Click to see the simulation and analysis code

print("=== A/B Testing with Pareto Distribution ===")

rng = np.random.default_rng(seed=475)

control_revenue = rng.pareto(1.8, 150)
treatment_revenue = rng.pareto(1.8, 150)

with warnings.catch_warnings():
    warnings.simplefilter("ignore")
    result = robust_ab_test(control_revenue, treatment_revenue)

print(f"Method automatically selected: {result['method'].title()}")
print(f"Control CV: {result['cv_control']:.2f}, Treatment CV: {result['cv_treatment']:.2f}")
print(f"Observed Difference: ${result['difference']:.2f}")
print(f"95% CI: [${result['ci_lower']:.2f}, ${result['ci_upper']:.2f}]")
print(f"Significant: {result['significant']}")

print("\n=== Method Comparison ===")
with warnings.catch_warnings():
    warnings.simplefilter("ignore")
    ttest_result = ttest_ab_test(control_revenue, treatment_revenue)
    bootstrap_result = bca_ab_test(control_revenue, treatment_revenue, n_bootstrap=5000)
    concentration_result = concentration_ab_test(control_revenue, treatment_revenue)

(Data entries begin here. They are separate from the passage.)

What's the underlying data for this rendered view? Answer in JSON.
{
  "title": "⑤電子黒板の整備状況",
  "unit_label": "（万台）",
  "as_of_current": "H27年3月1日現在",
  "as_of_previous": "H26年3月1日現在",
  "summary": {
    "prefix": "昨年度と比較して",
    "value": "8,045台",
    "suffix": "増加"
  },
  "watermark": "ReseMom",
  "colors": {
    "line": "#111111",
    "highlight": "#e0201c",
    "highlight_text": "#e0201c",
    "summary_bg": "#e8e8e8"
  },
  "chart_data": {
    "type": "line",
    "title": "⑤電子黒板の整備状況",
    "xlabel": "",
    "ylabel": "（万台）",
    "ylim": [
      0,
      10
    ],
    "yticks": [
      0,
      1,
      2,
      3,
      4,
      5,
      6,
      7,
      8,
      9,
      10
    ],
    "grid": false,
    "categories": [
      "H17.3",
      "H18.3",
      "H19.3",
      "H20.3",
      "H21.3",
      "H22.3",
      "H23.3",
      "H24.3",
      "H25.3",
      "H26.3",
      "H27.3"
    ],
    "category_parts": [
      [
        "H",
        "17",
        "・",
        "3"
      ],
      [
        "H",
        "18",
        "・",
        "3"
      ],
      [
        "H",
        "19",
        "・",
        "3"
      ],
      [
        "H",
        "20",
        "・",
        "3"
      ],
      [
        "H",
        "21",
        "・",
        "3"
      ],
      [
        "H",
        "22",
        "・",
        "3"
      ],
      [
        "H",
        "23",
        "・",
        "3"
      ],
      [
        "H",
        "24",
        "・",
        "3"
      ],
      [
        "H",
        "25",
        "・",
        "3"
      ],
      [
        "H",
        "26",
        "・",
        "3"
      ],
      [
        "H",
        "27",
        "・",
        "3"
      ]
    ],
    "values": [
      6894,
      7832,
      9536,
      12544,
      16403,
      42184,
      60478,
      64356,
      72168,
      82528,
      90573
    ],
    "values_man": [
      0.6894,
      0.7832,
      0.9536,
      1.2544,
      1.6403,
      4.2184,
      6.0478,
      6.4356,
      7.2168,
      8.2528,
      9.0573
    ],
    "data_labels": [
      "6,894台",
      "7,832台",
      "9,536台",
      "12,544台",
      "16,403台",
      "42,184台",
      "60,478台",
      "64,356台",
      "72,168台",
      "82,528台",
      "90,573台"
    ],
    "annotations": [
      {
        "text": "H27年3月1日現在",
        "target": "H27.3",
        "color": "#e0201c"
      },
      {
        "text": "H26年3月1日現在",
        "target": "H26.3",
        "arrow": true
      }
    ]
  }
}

print(f"T-test:        Diff=${ttest_result['difference']:.2f}, CI=[${ttest_result['ci_lower']:.2f}, ${ttest_result['ci_upper']:.2f}], Sig={ttest_result['significant']}")
print(f"Bootstrap:     Diff=${bootstrap_result['difference']:.2f}, CI=[${bootstrap_result['ci_lower']:.2f}, ${bootstrap_result['ci_upper']:.2f}], Sig={bootstrap_result['significant']}")
print(f"Concentration: Diff=${concentration_result['difference']:.2f}, CI=[${concentration_result['ci_lower']:.2f}, ${concentration_result['ci_upper']:.2f}], Sig={concentration_result['significant']}")

Example Output

=== A/B Testing with Pareto Distribution ===
Method automatically selected: Bootstrap
Control CV: 2.13, Treatment CV: 1.42
Observed Difference: $0.42
95% CI: [$-0.06, $0.79]
Significant: False

=== Method Comparison ===
T-test:        Diff=$0.42, CI=[$0.01, $0.83], Sig=True
Bootstrap:     Diff=$0.42, CI=[$-0.02, $0.80], Sig=False
Concentration: Diff=$0.42, CI=[$-0.14, $0.99], Sig=False

The robust_ab_test function correctly identifies moderate skewness (control CV = 2.13) and automatically selects the bootstrap method. This example demonstrates a crucial difference: the t-test incorrectly claims significance with CI = [$0.01, $0.83], while both robust methods (bootstrap and concentration) correctly identify that the difference is not statistically significant. This is exactly the type of false positive that can lead to misguided business decisions when relying solely on t-tests with skewed data.

Key Takeaways

T-tests Are Brittle. The assumptions of the t-test (like normally distributed data) are often violated by real-world business metrics like revenue, which are typically skewed and filled with outliers.
This Fragility Leads to Costly Errors. A “significant” p-value from a t-test can be a statistical mirage. As the article’s final example shows, random outliers can easily trick a t-test into declaring a false positive, which can lead to misguided business decisions.
Robust Methods Provide a More Honest Picture. Techniques like the bootstrap don’t assume your data is clean. They are designed to correctly identify the massive uncertainty caused by outliers, providing a crucial safeguard against being misled.
Your Choice of Statistical Tool Is a Business Decision. The difference between a t-test and a bootstrap on the same messy dataset can be the difference between a confident but wrong product launch and a correctly cautious one.

References

Boucheron, S., Lugosi, G., & Massart, P. (2013). Concentration Inequalities: A Nonasymptotic Theory of Independence. Oxford University Press.
DiCiccio, T. J., & Efron, B. (1996). Bootstrap Confidence Intervals. Statistical Science, 11(3), 189-228.
Efron, B. (1979). Bootstrap Methods: Another Look at the Jackknife. The Annals of Statistics, 7(1), 1-26.
Efron, B., & Tibshirani, R. J. (1994). An Introduction to the Bootstrap. Chapman & Hall/CRC.